There exist no games of myself with 4...Bg7 in the databases and on this blog you can't even find back a hint of it that I would deviate with 4...Bg7. I did however once at the sleeping site of schaakfabriek mention that I consider this line theoretically interesting but that happened in 2015. It is very unlikely that my opponent based his analysis on it. After the game Arno admitted that he prepared very well for this line. At the moment Arno left book, the game was more or less decided already as after 12 moves white has a very large (probably winning) advantage. How is this possible on this very modest level to encounter such deep preparation as what more can we do than deviating at move 4 to avoid such debacle?
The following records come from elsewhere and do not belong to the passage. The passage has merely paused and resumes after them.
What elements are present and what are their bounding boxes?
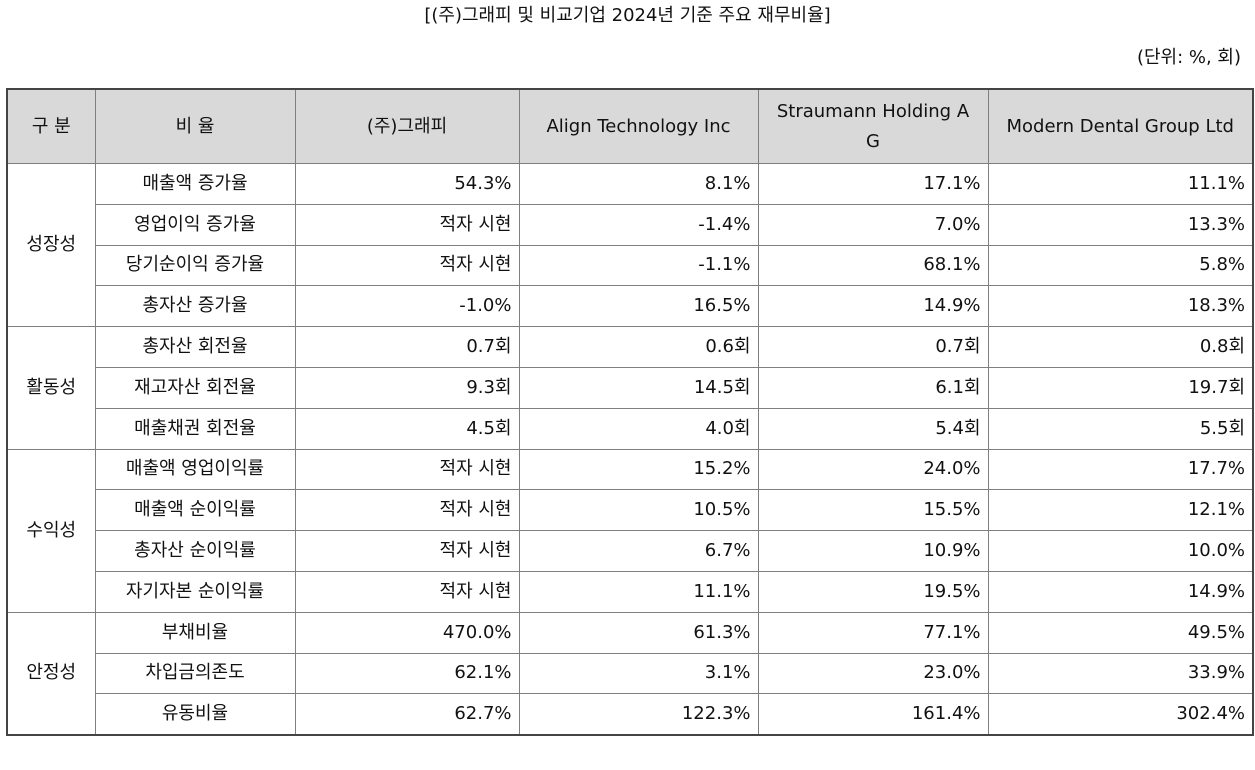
metric-label: 영업이익 증가율 [94, 203, 296, 246]
value-cell: 302.4% [987, 693, 1254, 736]
table-title: [(주)그래피 및 비교기업 2024년 기준 주요 재무비율] [424, 5, 831, 26]
header-row: 구 분 비 율 (주)그래피 Align Technology Inc Stra… [6, 88, 1254, 164]
value-cell: 17.1% [757, 163, 989, 205]
table-row: 당기순이익 증가율 적자 시현 -1.1% 68.1% 5.8% [7, 244, 1254, 287]
group-label: 활동성 [6, 326, 96, 450]
value-cell: 12.1% [987, 489, 1254, 532]
value-cell: 적자 시현 [294, 244, 520, 287]
group-label: 수익성 [6, 448, 96, 613]
metric-label: 매출채권 회전율 [94, 407, 296, 450]
metric-label: 총자산 순이익률 [94, 530, 296, 572]
value-cell: 0.6회 [518, 326, 759, 368]
financial-ratio-table: 구 분 비 율 (주)그래피 Align Technology Inc Stra… [6, 88, 1254, 737]
value-cell: 적자 시현 [294, 489, 520, 532]
value-cell: 0.7회 [757, 326, 989, 368]
value-cell: 4.0회 [518, 407, 759, 450]
value-cell: 16.5% [518, 285, 759, 328]
table-body: 성장성 매출액 증가율 54.3% 8.1% 17.1% 11.1% 영업이익 증가율 적자 … [6, 162, 1254, 736]
metric-label: 당기순이익 증가율 [94, 244, 296, 287]
table-row: 매출채권 회전율 4.5회 4.0회 5.4회 5.5회 [7, 407, 1254, 450]
metric-label: 매출액 영업이익률 [94, 448, 296, 491]
value-cell: 적자 시현 [294, 203, 520, 246]
value-cell: 68.1% [757, 244, 989, 287]
value-cell: 23.0% [757, 652, 989, 695]
header-modern-dental: Modern Dental Group Ltd [987, 88, 1254, 164]
value-cell: 0.7회 [294, 326, 520, 368]
metric-label: 총자산 증가율 [94, 285, 296, 328]
header-category: 구 분 [6, 88, 96, 164]
value-cell: 19.5% [757, 570, 989, 613]
table-row: 유동비율 62.7% 122.3% 161.4% 302.4% [7, 693, 1254, 736]
value-cell: 10.5% [518, 489, 759, 532]
value-cell: 17.7% [987, 448, 1254, 491]
value-cell: 11.1% [518, 570, 759, 613]
unit-note: (단위: %, 회) [1136, 47, 1241, 68]
table-row: 영업이익 증가율 적자 시현 -1.4% 7.0% 13.3% [7, 203, 1254, 246]
value-cell: 5.4회 [757, 407, 989, 450]
value-cell: 9.3회 [294, 366, 520, 409]
value-cell: 11.1% [987, 163, 1254, 205]
value-cell: 10.9% [757, 530, 989, 572]
value-cell: 적자 시현 [294, 448, 520, 491]
value-cell: 33.9% [987, 652, 1254, 695]
value-cell: 18.3% [987, 285, 1254, 328]
value-cell: 54.3% [294, 163, 520, 205]
value-cell: 적자 시현 [294, 570, 520, 613]
value-cell: 15.5% [757, 489, 989, 532]
header-straumann: Straumann Holding AG [757, 88, 989, 164]
metric-label: 부채비율 [94, 611, 296, 654]
value-cell: 5.5회 [987, 407, 1254, 450]
value-cell: 14.9% [987, 570, 1254, 613]
metric-label: 총자산 회전율 [94, 326, 296, 368]
value-cell: -1.1% [518, 244, 759, 287]
metric-label: 차입금의존도 [94, 652, 296, 695]
value-cell: 5.8% [987, 244, 1254, 287]
value-cell: 61.3% [518, 611, 759, 654]
metric-label: 유동비율 [94, 693, 296, 736]
value-cell: 6.1회 [757, 366, 989, 409]
value-cell: 62.1% [294, 652, 520, 695]
group-label: 성장성 [6, 162, 96, 328]
header-ratio: 비 율 [94, 88, 296, 164]
table-row: 매출액 순이익률 적자 시현 10.5% 15.5% 12.1% [7, 489, 1254, 532]
table-row: 성장성 매출액 증가율 54.3% 8.1% 17.1% 11.1% [6, 162, 1254, 328]
value-cell: 24.0% [757, 448, 989, 491]
value-cell: -1.4% [518, 203, 759, 246]
value-cell: 7.0% [757, 203, 989, 246]
value-cell: 4.5회 [294, 407, 520, 450]
value-cell: 6.7% [518, 530, 759, 572]
value-cell: 15.2% [518, 448, 759, 491]
value-cell: 3.1% [518, 652, 759, 695]
value-cell: 8.1% [518, 163, 759, 205]
value-cell: 62.7% [294, 693, 520, 736]
value-cell: 13.3% [987, 203, 1254, 246]
value-cell: 49.5% [987, 611, 1254, 654]
value-cell: 14.5회 [518, 366, 759, 409]
table-row: 재고자산 회전율 9.3회 14.5회 6.1회 19.7회 [7, 366, 1254, 409]
value-cell: 161.4% [757, 693, 989, 736]
metric-label: 매출액 순이익률 [94, 489, 296, 532]
group-label: 안정성 [6, 611, 96, 736]
metric-label: 매출액 증가율 [94, 163, 296, 205]
metric-label: 자기자본 순이익률 [94, 570, 296, 613]
value-cell: 77.1% [757, 611, 989, 654]
value-cell: 0.8회 [987, 326, 1254, 368]
value-cell: 적자 시현 [294, 530, 520, 572]
table-row: 차입금의존도 62.1% 3.1% 23.0% 33.9% [7, 652, 1254, 695]
header-graphy: (주)그래피 [294, 88, 520, 164]
value-cell: 19.7회 [987, 366, 1254, 409]
metric-label: 재고자산 회전율 [94, 366, 296, 409]
table-row: 총자산 순이익률 적자 시현 6.7% 10.9% 10.0% [7, 530, 1254, 572]
table-row: 총자산 증가율 -1.0% 16.5% 14.9% 18.3% [7, 285, 1254, 328]
header-align: Align Technology Inc [518, 88, 759, 164]
table-row: 안정성 부채비율 470.0% 61.3% 77.1% 49.5% [6, 611, 1254, 736]
value-cell: 14.9% [757, 285, 989, 328]
value-cell: 122.3% [518, 693, 759, 736]
value-cell: -1.0% [294, 285, 520, 328]
table-row: 수익성 매출액 영업이익률 적자 시현 15.2% 24.0% 17.7% [6, 448, 1254, 613]
table-row: 자기자본 순이익률 적자 시현 11.1% 19.5% 14.9% [7, 570, 1254, 613]
table-row: 활동성 총자산 회전율 0.7회 0.6회 0.7회 0.8회 [6, 326, 1254, 450]
value-cell: 470.0% [294, 611, 520, 654]
value-cell: 10.0% [987, 530, 1254, 572]
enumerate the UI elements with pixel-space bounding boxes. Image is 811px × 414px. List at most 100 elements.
Well of course one can deviate at move 1,2 or 3 of course. Anyway in 99% of the cases deviating at move 4 should be sufficient but here I met a very clever and experienced opponent. He knows me very well and follows this blog already for years. In our 2 earlier encounters he had prepared different systems but these were bigger systems so it was impossible/ very hard to check all possible lines. This time Arno made sure he chose a system in which only a limited number of lines are existing. The only difficulty remaining was to choose a system of which he has a very good chance that it would occur on the board. Eventually he noticed my game of the 5th round of Open Leuven played on a live-board less than 1 month ago in which the exact same 3 moves were played of the system. A screenshot of my opening-book shows how few games exist in the database with this system.
So we only have to deal with about 100 games in the megadatabase of which one of the 2 players has at least a +2300 rating. Maybe only 10% is relevant for the theory so in the end you only need to investigate 10 games deeper with a strong engine. By summarizing the key-lines it is pretty simple to memorize it and be fully prepared for battle. Arno knew that I normally always play first board so he was almost sure that I would be his opponent in the interclubs. Besides he also knew from experience and my blog that I very often allow the same systems. Therefore it is no surprise that an ambitious fide-master like Arno prepared himself for 4...Nf6 , 4...Bg7 as well as 4...Rh7.

So switching between lines even of which I have no games in the database, seems insufficient to survive the preparation of my opponents on my modest level. In a report of my match against KOSK I read that I am one of the most famous players in Belgium but this is rather a disadvantage for me at the board. I think my problem is also very rare as I don't know any other people in Belgium experiencing the same issues. There are no top 100 of the world-players in Belgium so nobody needs to deal with very specific preparations of their opponents. This is very different at the candidates which are played at Yekaterinburg in Russia. There we clearly see players whom stick to their normal systems, are suffering a lot as the opponents prepared some very specific lines very deeply.